LIZZIE: I guess it’s OK to become less understandable, especially in the process of caring for your innards. Maybe that’s the trade off: I make less sense to others but I’m healthier. I don’t participate unblinkingly at meal time with friends and family and colleagues but my organs live a less burdened life.
ANONYMOUS: Yes.
LIZZIE: When I talk to empowered women in their 50s they’re always like, This is the greatest decade of my life. I do not give a fuck what people think. It’s wonderful. Maybe you’re even supposed to become less understandable as you get older. I mean, it’s okay if that happens.
ANONYMOUS: There’s a perfectly fine world of eccentric, batty, older ladies.

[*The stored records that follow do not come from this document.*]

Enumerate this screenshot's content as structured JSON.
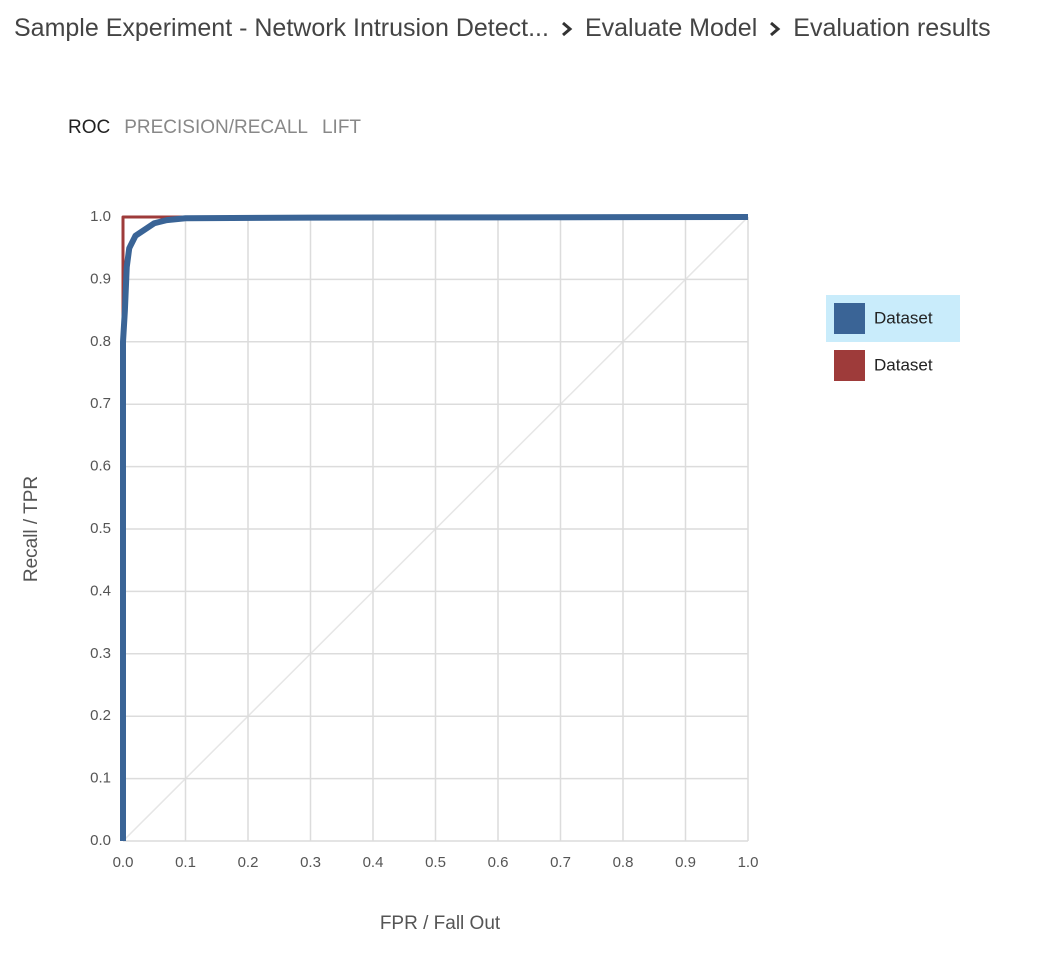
{
  "breadcrumb": [
    "Sample Experiment - Network Intrusion Detect...",
    "Evaluate Model",
    "Evaluation results"
  ],
  "tabs": [
    "ROC",
    "PRECISION/RECALL",
    "LIFT"
  ],
  "chart_data": {
    "type": "line",
    "xlabel": "FPR / Fall Out",
    "ylabel": "Recall / TPR",
    "xlim": [
      0,
      1
    ],
    "ylim": [
      0,
      1
    ],
    "xticks": [
      {
        "value": 0,
        "label": "0.0"
      },
      0.1,
      0.2,
      0.3,
      0.4,
      0.5,
      0.6,
      0.7,
      0.8,
      0.9,
      {
        "value": 1,
        "label": "1.0"
      }
    ],
    "yticks": [
      {
        "value": 0,
        "label": "0.0"
      },
      0.1,
      0.2,
      0.3,
      0.4,
      0.5,
      0.6,
      0.7,
      0.8,
      0.9,
      {
        "value": 1,
        "label": "1.0"
      }
    ],
    "grid": true,
    "series": [
      {
        "name": "Dataset",
        "color": "#3a6496",
        "x": [
          0,
          0,
          0.003,
          0.006,
          0.01,
          0.02,
          0.035,
          0.05,
          0.07,
          0.1,
          0.3,
          1
        ],
        "values": [
          0,
          0.8,
          0.85,
          0.92,
          0.95,
          0.97,
          0.98,
          0.99,
          0.995,
          0.998,
          0.999,
          1
        ]
      },
      {
        "name": "Dataset",
        "color": "#9e3b3a",
        "x": [
          0,
          0,
          1
        ],
        "values": [
          0,
          1,
          1
        ]
      }
    ]
  }
}
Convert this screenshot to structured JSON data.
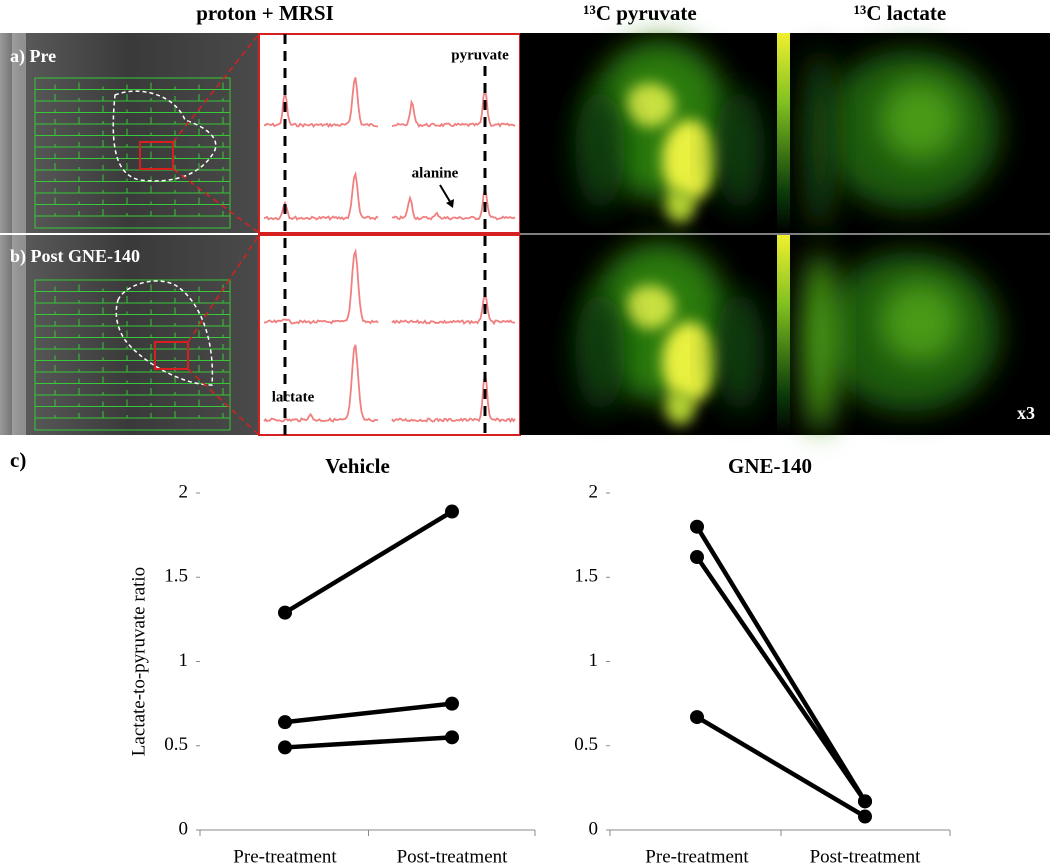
{
  "header": {
    "columns": [
      "proton + MRSI",
      "¹³C pyruvate",
      "¹³C lactate"
    ]
  },
  "panels": {
    "a": "a) Pre",
    "b": "b) Post GNE-140",
    "c": "c)"
  },
  "annotations": {
    "pyruvate": "pyruvate",
    "alanine": "alanine",
    "lactate": "lactate",
    "scale": "x3"
  },
  "chart_data": [
    {
      "type": "line",
      "title": "Vehicle",
      "y_label": "Lactate-to-pyruvate ratio",
      "categories": [
        "Pre-treatment",
        "Post-treatment"
      ],
      "ylim": [
        0,
        2
      ],
      "yticks": [
        0,
        0.5,
        1,
        1.5,
        2
      ],
      "series": [
        {
          "color": "#000000",
          "values": [
            1.29,
            1.89
          ]
        },
        {
          "color": "#000000",
          "values": [
            0.64,
            0.75
          ]
        },
        {
          "color": "#000000",
          "values": [
            0.49,
            0.55
          ]
        }
      ]
    },
    {
      "type": "line",
      "title": "GNE-140",
      "categories": [
        "Pre-treatment",
        "Post-treatment"
      ],
      "ylim": [
        0,
        2
      ],
      "yticks": [
        0,
        0.5,
        1,
        1.5,
        2
      ],
      "series": [
        {
          "color": "#000000",
          "values": [
            1.8,
            0.17
          ]
        },
        {
          "color": "#000000",
          "values": [
            1.62,
            0.17
          ]
        },
        {
          "color": "#000000",
          "values": [
            0.67,
            0.08
          ]
        }
      ]
    }
  ]
}
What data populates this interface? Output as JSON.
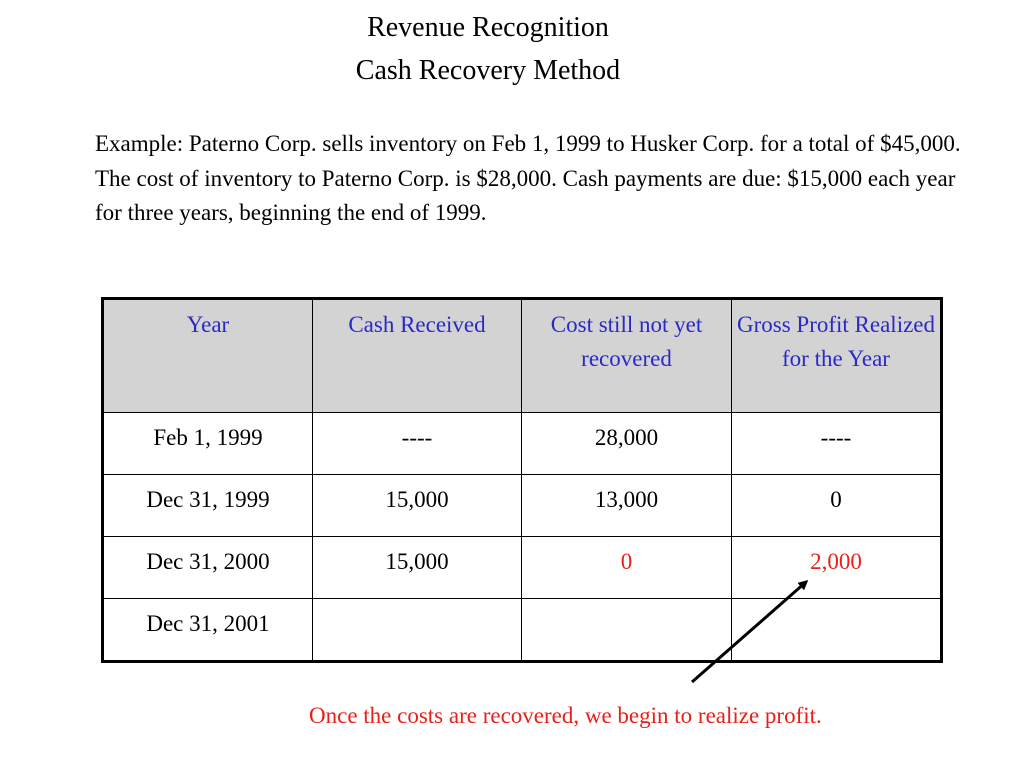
{
  "title": {
    "line1": "Revenue Recognition",
    "line2": "Cash Recovery Method"
  },
  "example_text": "Example: Paterno Corp. sells inventory on Feb 1, 1999 to Husker Corp. for a total of $45,000.  The cost of inventory to Paterno Corp. is $28,000.  Cash payments are due: $15,000 each year for three years, beginning the end of 1999.",
  "table": {
    "headers": [
      "Year",
      "Cash Received",
      "Cost still not yet recovered",
      "Gross Profit Realized  for the Year"
    ],
    "rows": [
      [
        "Feb 1, 1999",
        "----",
        "28,000",
        "----"
      ],
      [
        "Dec 31, 1999",
        "15,000",
        "13,000",
        "0"
      ],
      [
        "Dec 31, 2000",
        "15,000",
        "0",
        "2,000"
      ],
      [
        "Dec 31, 2001",
        "",
        "",
        ""
      ]
    ]
  },
  "note": "Once the costs are recovered, we begin to realize profit.",
  "colors": {
    "header_text": "#2929c8",
    "header_bg": "#d3d3d3",
    "highlight": "#e8201a"
  }
}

Lizzie: That's where I'm heading. Fine.
ANONYMOUS: Head that way.
LIZZIE: Yeah.
ANONYMOUS: You can be the oatmeal lady.
LIZZIE: I can be that lady. Thank you. Thanks for all of this. I think I understand the basic tenants.
ANONYMOUS: I think that's everything I know about oatmeal. I look forward to you taking these teachings and adapting them to your own purposes, and hopefully carrying them to even higher heights than I ever could, because I think your devotion is higher than mine. So I look forward to seeing what vast benefits in the world of oatmeal you reap.
LIZZIE: Alright, I adore you. I appreciate you. Thank you.